I was so stressed over the fact that I didn’t have to pee as well as the fact that I had to do so or else fail the test, that all I got was a quarter of a cup full at the most, and that was just by sheer willpower alone (my body also probably absorbed every ounce of liquid I put in me after being in the sun all day).


I became angry with myself and mentally yelled at myself as was my custom at the time. As far as I was concerned, by not being able to piss into a cup I was letting the group down. Your father was right! That little black voice in the back of my head screamed. You are and always will be nothing but a waste of oxygen!

I clenched my stomach muscles and did everything I could to produce more urine but all I got was a few lousy drops.

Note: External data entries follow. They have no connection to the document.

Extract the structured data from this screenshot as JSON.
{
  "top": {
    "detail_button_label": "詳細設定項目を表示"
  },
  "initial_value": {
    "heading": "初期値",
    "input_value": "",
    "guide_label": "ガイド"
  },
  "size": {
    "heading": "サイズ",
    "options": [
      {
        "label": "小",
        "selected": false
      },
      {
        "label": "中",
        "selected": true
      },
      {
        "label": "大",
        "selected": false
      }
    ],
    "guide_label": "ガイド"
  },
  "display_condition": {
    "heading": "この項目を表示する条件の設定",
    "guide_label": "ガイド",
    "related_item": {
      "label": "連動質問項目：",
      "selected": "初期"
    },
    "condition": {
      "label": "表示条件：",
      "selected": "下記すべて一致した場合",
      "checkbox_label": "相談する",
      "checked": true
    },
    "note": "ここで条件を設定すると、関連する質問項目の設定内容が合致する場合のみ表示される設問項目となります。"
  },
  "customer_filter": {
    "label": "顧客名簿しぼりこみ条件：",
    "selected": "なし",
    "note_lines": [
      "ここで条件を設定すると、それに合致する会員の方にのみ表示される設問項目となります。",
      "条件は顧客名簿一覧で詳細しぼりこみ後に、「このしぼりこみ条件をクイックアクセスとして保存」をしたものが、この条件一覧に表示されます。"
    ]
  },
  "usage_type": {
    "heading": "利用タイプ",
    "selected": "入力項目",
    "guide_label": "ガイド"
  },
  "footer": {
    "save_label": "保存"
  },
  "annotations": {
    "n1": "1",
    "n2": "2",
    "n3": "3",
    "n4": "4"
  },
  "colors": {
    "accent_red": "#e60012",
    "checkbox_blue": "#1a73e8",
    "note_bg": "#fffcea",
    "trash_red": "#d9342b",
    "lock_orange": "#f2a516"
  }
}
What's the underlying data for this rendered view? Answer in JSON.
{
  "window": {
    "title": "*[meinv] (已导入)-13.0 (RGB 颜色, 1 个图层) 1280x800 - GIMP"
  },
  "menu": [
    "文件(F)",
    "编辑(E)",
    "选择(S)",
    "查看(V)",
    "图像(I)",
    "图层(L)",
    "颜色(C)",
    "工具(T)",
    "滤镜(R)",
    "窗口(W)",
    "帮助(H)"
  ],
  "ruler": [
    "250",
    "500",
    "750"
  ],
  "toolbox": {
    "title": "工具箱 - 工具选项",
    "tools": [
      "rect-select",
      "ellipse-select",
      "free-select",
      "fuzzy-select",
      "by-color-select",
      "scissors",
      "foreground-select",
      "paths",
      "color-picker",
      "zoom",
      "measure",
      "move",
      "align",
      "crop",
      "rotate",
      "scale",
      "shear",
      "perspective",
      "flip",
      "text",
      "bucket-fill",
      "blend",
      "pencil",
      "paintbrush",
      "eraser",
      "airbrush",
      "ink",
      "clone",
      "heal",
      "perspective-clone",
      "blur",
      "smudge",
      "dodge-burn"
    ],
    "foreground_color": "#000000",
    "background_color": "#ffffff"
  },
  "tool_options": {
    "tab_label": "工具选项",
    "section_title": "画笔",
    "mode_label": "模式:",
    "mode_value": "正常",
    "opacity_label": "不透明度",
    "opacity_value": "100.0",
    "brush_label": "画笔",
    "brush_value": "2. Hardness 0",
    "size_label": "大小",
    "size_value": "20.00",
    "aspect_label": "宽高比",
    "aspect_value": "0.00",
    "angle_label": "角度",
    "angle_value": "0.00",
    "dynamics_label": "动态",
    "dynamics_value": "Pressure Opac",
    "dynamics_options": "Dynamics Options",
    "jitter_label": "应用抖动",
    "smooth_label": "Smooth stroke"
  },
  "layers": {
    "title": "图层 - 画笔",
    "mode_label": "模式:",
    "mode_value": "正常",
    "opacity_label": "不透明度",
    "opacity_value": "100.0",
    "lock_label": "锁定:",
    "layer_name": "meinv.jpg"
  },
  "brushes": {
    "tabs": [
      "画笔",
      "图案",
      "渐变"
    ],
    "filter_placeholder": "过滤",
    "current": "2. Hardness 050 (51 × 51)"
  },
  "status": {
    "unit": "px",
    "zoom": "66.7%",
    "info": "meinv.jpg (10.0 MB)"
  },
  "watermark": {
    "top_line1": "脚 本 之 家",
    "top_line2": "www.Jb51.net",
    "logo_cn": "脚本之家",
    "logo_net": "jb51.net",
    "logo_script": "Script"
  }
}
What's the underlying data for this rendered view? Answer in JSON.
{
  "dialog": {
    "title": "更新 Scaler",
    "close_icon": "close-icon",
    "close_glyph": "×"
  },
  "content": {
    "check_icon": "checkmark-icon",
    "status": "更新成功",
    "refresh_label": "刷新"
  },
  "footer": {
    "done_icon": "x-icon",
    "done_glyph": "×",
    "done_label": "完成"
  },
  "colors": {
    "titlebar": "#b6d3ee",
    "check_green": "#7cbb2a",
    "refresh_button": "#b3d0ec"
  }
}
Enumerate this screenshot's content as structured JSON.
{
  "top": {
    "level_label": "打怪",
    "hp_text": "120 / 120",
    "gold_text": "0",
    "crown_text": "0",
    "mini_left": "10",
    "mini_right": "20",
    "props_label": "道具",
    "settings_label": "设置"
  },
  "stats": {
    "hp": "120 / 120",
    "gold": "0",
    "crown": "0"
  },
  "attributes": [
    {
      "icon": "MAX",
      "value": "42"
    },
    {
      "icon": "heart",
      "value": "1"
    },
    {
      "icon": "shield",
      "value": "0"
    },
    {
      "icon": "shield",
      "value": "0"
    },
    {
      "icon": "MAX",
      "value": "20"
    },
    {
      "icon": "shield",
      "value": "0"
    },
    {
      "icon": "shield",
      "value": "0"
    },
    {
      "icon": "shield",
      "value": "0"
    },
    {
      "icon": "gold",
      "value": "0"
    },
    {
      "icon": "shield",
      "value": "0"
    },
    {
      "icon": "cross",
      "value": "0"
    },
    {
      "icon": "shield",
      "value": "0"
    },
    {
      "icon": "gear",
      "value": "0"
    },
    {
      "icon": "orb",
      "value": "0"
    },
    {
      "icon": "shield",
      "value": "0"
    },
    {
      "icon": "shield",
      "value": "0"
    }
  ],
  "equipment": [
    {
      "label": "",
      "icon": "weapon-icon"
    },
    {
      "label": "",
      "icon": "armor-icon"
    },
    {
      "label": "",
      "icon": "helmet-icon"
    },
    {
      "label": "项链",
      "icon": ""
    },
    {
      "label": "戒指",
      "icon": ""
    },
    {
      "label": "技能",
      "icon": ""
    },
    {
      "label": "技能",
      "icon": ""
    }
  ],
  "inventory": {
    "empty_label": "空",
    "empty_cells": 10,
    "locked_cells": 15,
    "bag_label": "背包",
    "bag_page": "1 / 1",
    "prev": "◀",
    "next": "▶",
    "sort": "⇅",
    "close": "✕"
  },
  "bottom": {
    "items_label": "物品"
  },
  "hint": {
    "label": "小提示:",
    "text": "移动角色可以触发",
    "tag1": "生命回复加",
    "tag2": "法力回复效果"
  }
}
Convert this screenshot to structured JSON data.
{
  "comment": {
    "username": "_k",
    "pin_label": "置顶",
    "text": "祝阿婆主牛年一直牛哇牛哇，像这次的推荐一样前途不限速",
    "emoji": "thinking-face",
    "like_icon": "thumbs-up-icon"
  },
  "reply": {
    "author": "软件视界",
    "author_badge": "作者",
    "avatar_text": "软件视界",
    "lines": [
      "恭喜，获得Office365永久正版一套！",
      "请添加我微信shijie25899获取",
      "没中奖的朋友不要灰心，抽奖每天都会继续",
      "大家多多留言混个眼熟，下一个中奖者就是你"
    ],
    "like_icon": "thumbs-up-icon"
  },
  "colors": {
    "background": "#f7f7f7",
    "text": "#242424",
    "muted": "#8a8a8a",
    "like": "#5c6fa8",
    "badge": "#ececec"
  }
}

I was contemplating running the cup under the faucet when there was a knock at the door and the nurse said, “Jeremy? Jeremy, we need you to come out now.” This was immediately followed by howls of laughter from everyone in the waiting room, Joe foremost among them.


Well, to say I felt ashamed and humiliated at this point would be an understatement. All I wanted to do was press myself into a corner and disappear from existence. But, since I had about as much chance of doing that as I did of going through an entire day without making myself the butt of a joke I stepped out and handed the cup to the nurse. I stated vehemently that I had tried to fill the cup to the rim but my stupid body refused to cooperate.



The nurse told me that what I had was plenty and that I didn’t have to fill the entire cup. I wanted to shout, “Why the hell did you tell me I had to fill it to the line?” But I was too embarrassed to do anything but stand there with my head downcast, trying hard to ignore the whispers and snickering coming from the waiting room.

The nurse said she hoped the urine was still warm enough to get an accurate reading and then told me I could go. I marched out without looking at anybody, though I could feel their eyes on me and envision their smirking, leering faces as I passed. Joe fell in beside me, laughing his ass off and announcing that he couldn’t wait to tell Dar and Jesse about our little escapade when we got home. I really wished he wouldn’t but seeing as how he had been gracious enough to fetch my ID for me I figured the least I could do was allow him a story out of the whole sordid affair.